Perquisition policière au parti du Premier ministre espagnol Pedro Sánchez

La politique espagnole est passée à l’action avec les nouvelles brûlantes en provenance de la capitale Madrid tôt dans la journée.

Suite à une décision de justice, la police a perquisitionné le siège du Parti socialiste ouvrier (PSOE) au pouvoir, rue Ferraz. Des équipes de police ont procédé à une perquisition à grande échelle dans le bâtiment du parti et saisi des documents critiques et des preuves numériques.

QU’EST-CE QUI EST AU CENTRE DE L’ENQUÊTE ?

Il a été rapporté que l’enquête, qui portait sur des allégations de financement illégal et d’irrégularités dans les appels d’offres publics, était liée à des transactions irrégulières au sein de la société d’État SEPI et à un réseau de corruption impliquant des noms tels que l’ancien membre du parti Leire Diez.

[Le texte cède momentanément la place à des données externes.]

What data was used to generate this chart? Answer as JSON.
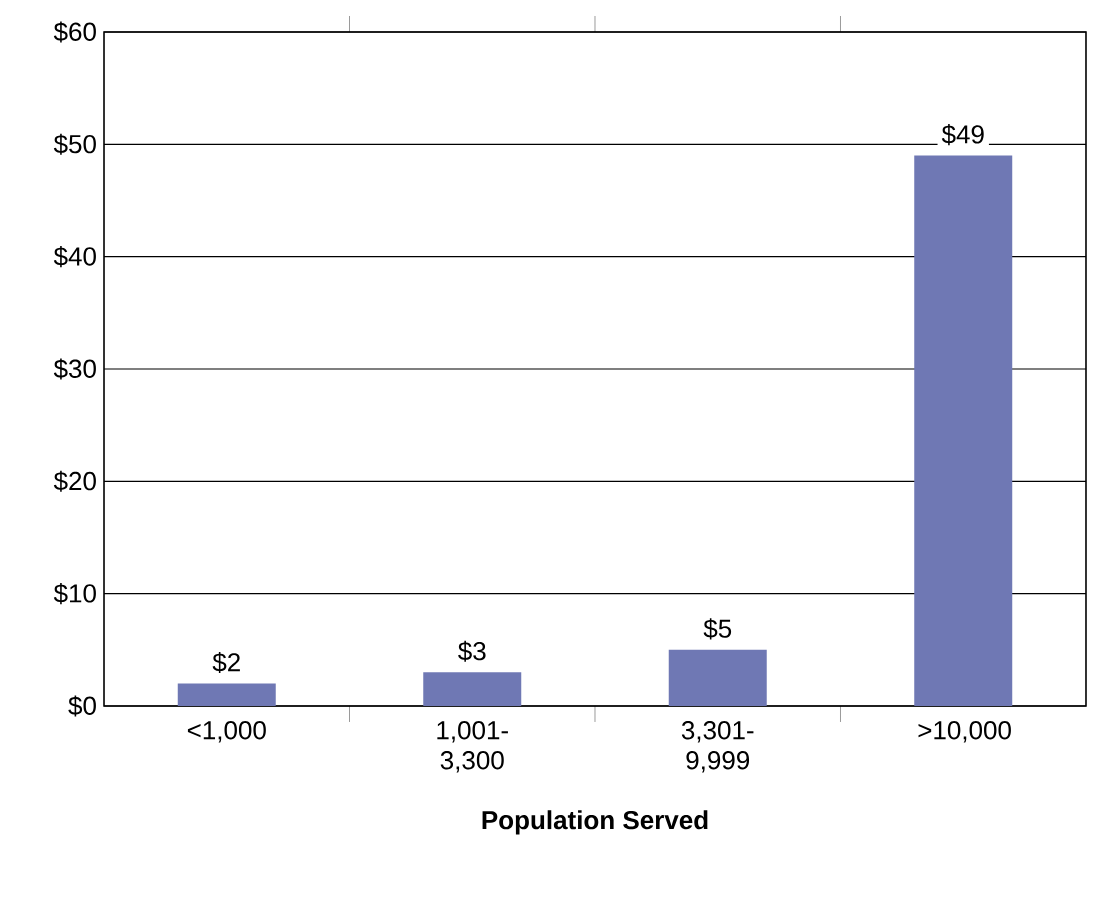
{
  "chart_data": {
    "type": "bar",
    "xlabel": "Population Served",
    "categories": [
      "<1,000",
      "1,001-3,300",
      "3,301-9,999",
      ">10,000"
    ],
    "values": [
      2,
      3,
      5,
      49
    ],
    "value_labels": [
      "$2",
      "$3",
      "$5",
      "$49"
    ],
    "color": "#6f78b4",
    "ylim": [
      0,
      60
    ],
    "yticks": [
      {
        "value": 0,
        "label": "$0"
      },
      {
        "value": 10,
        "label": "$10"
      },
      {
        "value": 20,
        "label": "$20"
      },
      {
        "value": 30,
        "label": "$30"
      },
      {
        "value": 40,
        "label": "$40"
      },
      {
        "value": 50,
        "label": "$50"
      },
      {
        "value": 60,
        "label": "$60"
      }
    ],
    "grid": "y"
  }
}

Le Parti socialiste a déjà récemment subi de sérieuses pressions suite à une série d’allégations de corruption impliquant des proches alliés du Premier ministre Pedro Sanchez, d’anciens ministres et même des membres de sa famille. Le gouvernement a été particulièrement affaibli la semaine dernière lorsque José Luis Rodríguez Zapatero, l’un des plus grands partisans politiques de Sanchez et ancien Premier ministre, a été officiellement inclus dans une enquête criminelle pour suspicion de direction d’un réseau de blanchiment d’argent et de trafic d’influence. Le raid d’aujourd’hui au siège est interprété comme l’un des coups les plus concrets et les plus durs portés au gouvernement.

GOUVERNEMENT ET OPPOSITION FACE À FACE

Suite à l’opération, le porte-parole du PSOE, Montse Minguez, a déclaré dans sa déclaration à la presse qu’ils étaient «restés calmes», qu’ils avaient agi en pleine coopération avec le pouvoir judiciaire et qu’ils avaient remis toutes les informations et documents demandés. Cependant, le front de l’opposition a accru la pression sur Pedro Sanchez, qui dirige le pays avec un gouvernement minoritaire, pour qu’il démissionne. Les analystes politiques affirment que cette pression pourrait contraindre le cabinet de Sanchez à organiser des élections anticipées.

LE PREMIER MINISTRE SANCHEZ ÉTAIT AU VATICAN PENDANT LE RAID

Le Premier ministre Pedro Sánchez était hors d’Espagne au moment de l’opération. Sánchez, qui était à Rome pour une visite officielle en Italie et au Vatican, a rencontré le pape Léon XIV lors d’une réception spéciale au Vatican.

Le principal point à l’ordre du jour de cette réunion cruciale était la visite du pape en Espagne (Madrid, Barcelone et les îles Canaries) début juin, qui revêt une importance historique car il sera le premier pape à s’adresser au parlement espagnol. Cependant, ce dernier événement survenu à Madrid a jeté l’ombre de la crise politique intérieure sur le sommet diplomatique de Sánchez.